К сожалению, страсть ее, так и не разгоревшись, тихо угасала, в то время, как аппетиты Сирила росли, как будто пассивность жены еще больше распаляла его. Будучи абсолютным дилетантом в вопросах секса, она, тем не менее, догадывалась, что запросы Сирила выходят за рамки нормы, но по прошествии трех лет, когда Сирил совсем перестал беспокоиться о том, что его жена считает нормальным, а что – нет, она окончательно убедилась, что с ним что-то неладно. Он и раньше никогда не проявлял горячего желания кончить в ней, даже, казалось, делал это с большой неохотой. Ее это не очень-то беспокоило, она не испытывала большого удовольствия от того, что в ее тело вливается эта липкая жидкость, но и то, чему он отдавал предпочтение, было столь же непристойно и гораздо более неприглядно. Он просил, чтобы она ласкала его руками, и если она отказывалась, был готов умолять ее со слезами на глазах, настаивая на выполнении ею супружеского долга. Упоминание о долге заставляло ее в конце концов уступать – понятие долга было ей слишком хорошо знакомо: это слово она слышала на протяжении всей своей жизни.

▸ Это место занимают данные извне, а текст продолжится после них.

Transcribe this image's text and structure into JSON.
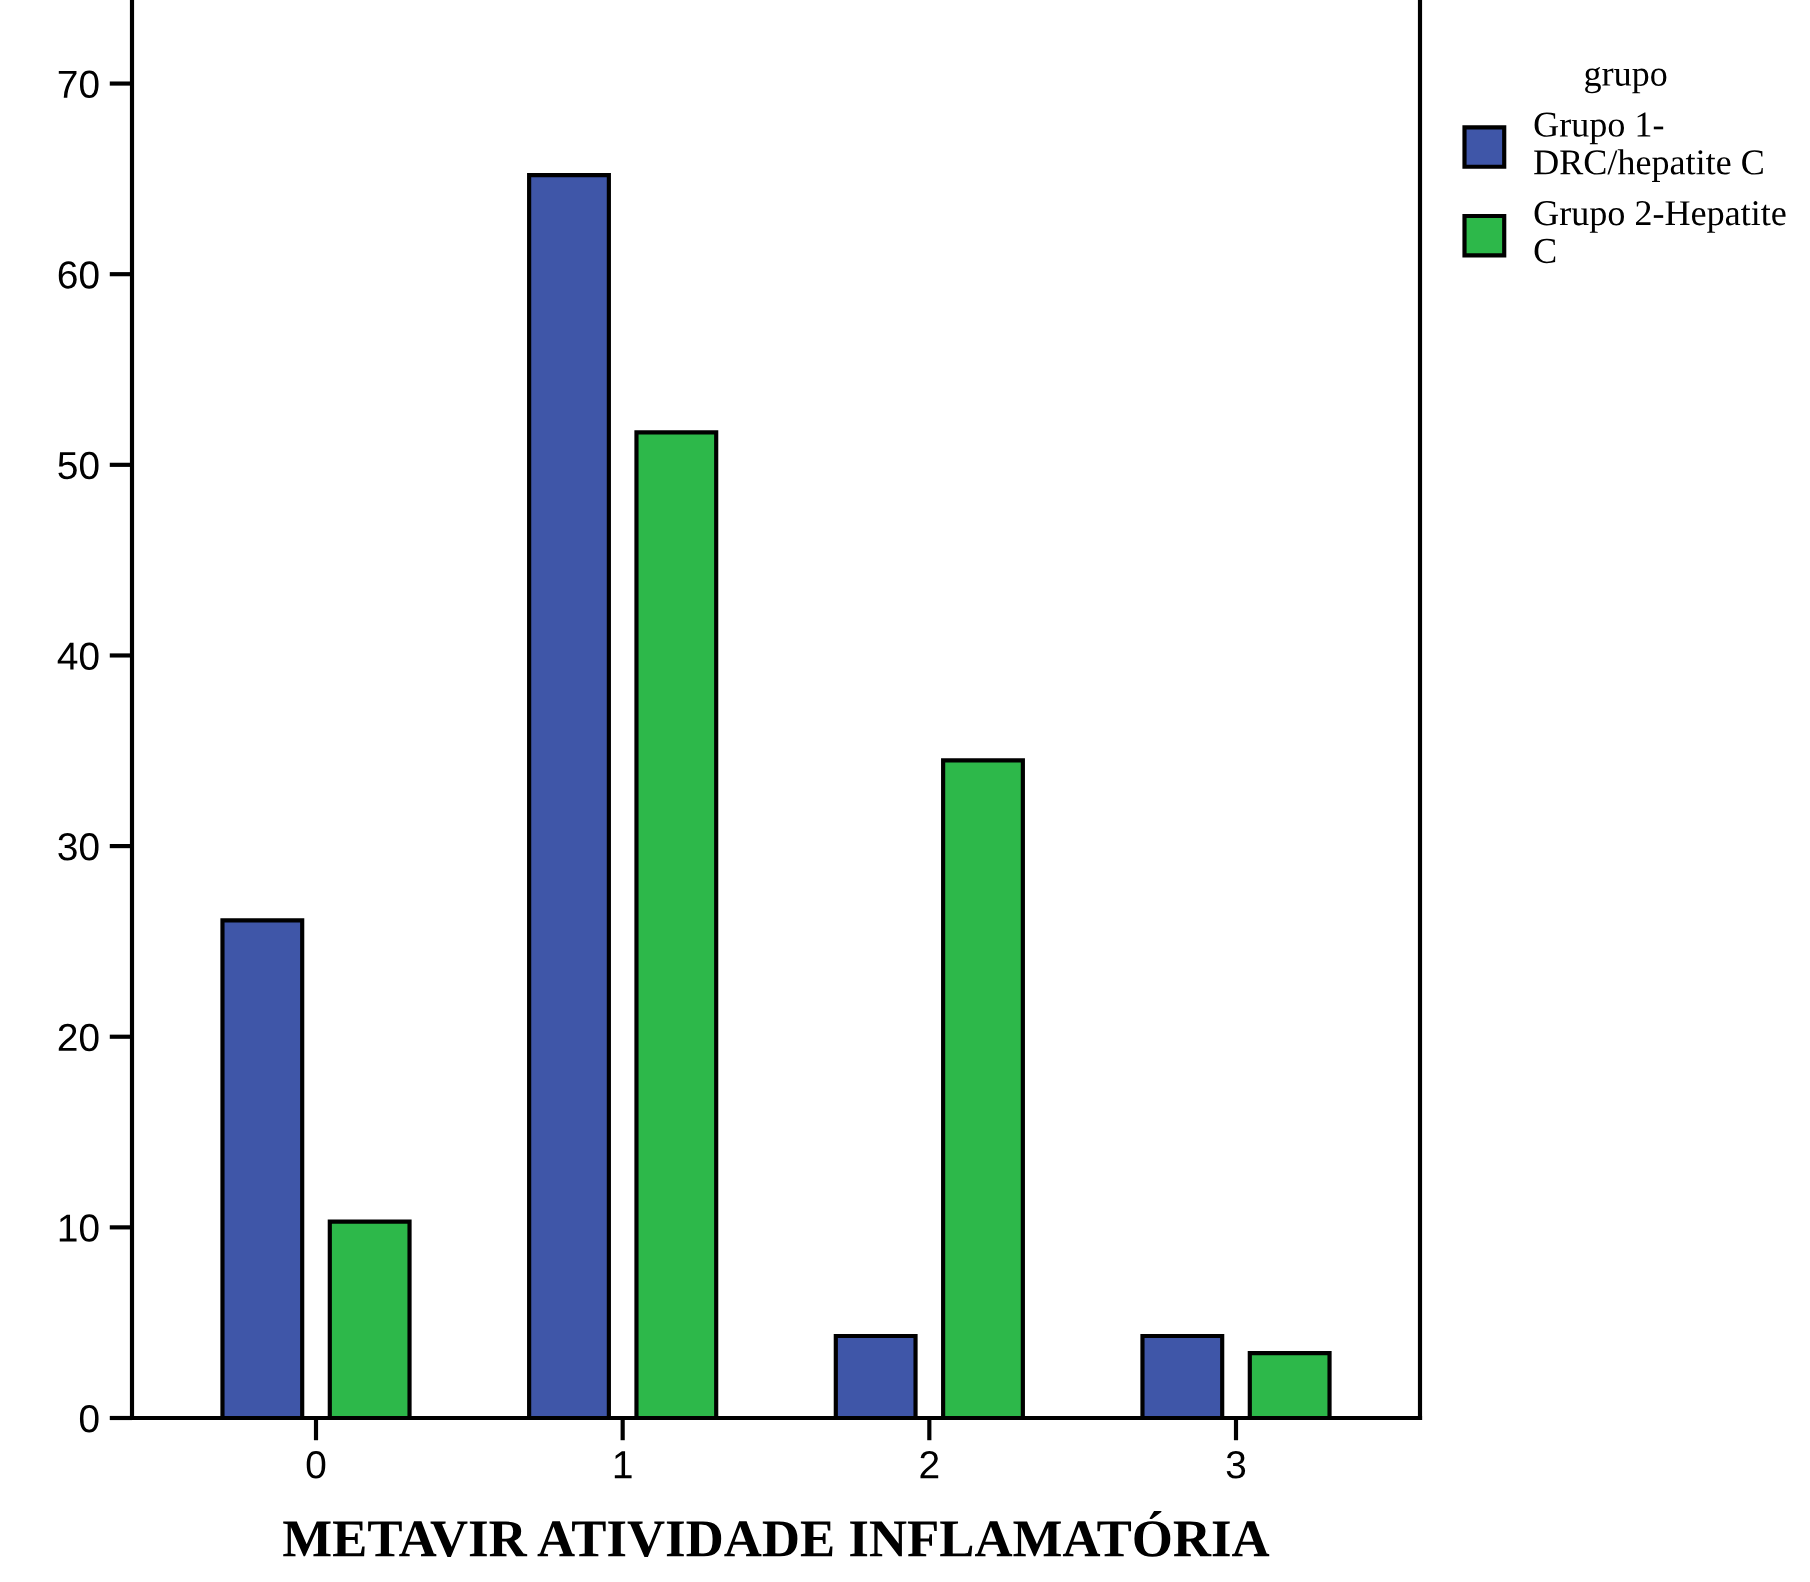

Позже он стал стремиться использовать для достижения оргазма другие отверстия ее тела, природой для этого не предназначенные. Это приводило ее в состояние безмерного ужаса и отвращения, но странным образом его слабость становилась здесь его сильным оружием, если, конечно, упрямство можно отнести к категории силы. Она стала испытывать перед ним страх. Вспышки ярости ее отца были тихими, но не менее грозными, Сирил же был совершенно необуздан и ужасен в своих эмоциональных проявлениях. И хотя он ни разу не позволил себе ударить ее, угроза насилия постоянно висела в воздухе, его вспышки раздражения всегда были на грани физического воздействия. Эмили не оставалось ничего другого, кроме подчинения. Воспитанная в атмосфере религиозного благочестия, она теперь вынуждена была отказаться от посещения церкви: соучастнице всех этих непотребных деяний там не место.

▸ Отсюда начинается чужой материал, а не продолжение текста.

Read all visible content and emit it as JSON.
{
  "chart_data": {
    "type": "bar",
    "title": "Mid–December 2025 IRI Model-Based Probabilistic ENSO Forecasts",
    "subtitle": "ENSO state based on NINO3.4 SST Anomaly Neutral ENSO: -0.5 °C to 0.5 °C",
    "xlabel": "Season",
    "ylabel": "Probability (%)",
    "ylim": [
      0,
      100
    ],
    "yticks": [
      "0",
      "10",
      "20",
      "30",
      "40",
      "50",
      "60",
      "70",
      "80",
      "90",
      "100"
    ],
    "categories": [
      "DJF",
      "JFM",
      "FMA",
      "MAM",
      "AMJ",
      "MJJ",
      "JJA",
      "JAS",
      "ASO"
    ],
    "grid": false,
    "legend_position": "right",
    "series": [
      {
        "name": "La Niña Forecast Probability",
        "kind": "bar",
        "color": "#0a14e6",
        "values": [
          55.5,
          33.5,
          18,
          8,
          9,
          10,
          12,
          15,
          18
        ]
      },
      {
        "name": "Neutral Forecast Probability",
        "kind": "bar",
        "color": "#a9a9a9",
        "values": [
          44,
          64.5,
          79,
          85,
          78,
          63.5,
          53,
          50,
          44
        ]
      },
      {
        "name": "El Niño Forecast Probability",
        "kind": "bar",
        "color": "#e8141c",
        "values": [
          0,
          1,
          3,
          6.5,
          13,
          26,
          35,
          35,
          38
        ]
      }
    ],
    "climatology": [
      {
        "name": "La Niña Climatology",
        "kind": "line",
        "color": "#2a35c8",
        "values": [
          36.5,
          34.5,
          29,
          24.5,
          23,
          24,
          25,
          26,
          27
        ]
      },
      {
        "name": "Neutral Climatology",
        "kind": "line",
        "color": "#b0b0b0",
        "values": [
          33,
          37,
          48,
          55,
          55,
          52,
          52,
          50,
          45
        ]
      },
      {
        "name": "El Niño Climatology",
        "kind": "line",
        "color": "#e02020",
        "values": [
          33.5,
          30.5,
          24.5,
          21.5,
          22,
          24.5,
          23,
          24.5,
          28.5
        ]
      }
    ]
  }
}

Потом, после трех лет всех этих мучений, сексуальные притязания Сирила приняли еще более отвратительную форму: как-то раз он вдруг потребовал, чтобы она ударила его. Нехотя она подчинилась, но он заорал, что она плохо старается, что она должна причинить ему настоящую боль. Испугавшись, она ударила его снова, и на этот раз он закричал от боли. Неожиданно для себя она почувствовала, что его крики доставляют ей удовольствие. Вначале она била его открытой ладонью, но этого ей показалось недостаточно. Она огляделась, ища, чем бы ударить его побольнее и тут заметила рядом с кроватью брошенный (может быть, намеренно?) ремень. Она схватила его и, радуясь в душе его воплям, обрушила град ударов на обнаженное тощее, съежившееся от боли тело, освобождаясь таким образом от гнета, давившего ее всю жизнь. Но к своему огромному разочарованию она заметила, что несмотря на охвативший его пароксизм боли, а, может, и благодаря ему, Сирил получил необычайное удовлетворение и, когда ее гнев иссяк, попросил продолжить экзекуцию. Глубочайшее отвращение к себе самой, к нему, к их совместной жизни захлестнуло ее серой пеленой безысходности, отравило все ее чувства. Она вдруг ясно осознала, насколько ее дух деградировал за эти годы.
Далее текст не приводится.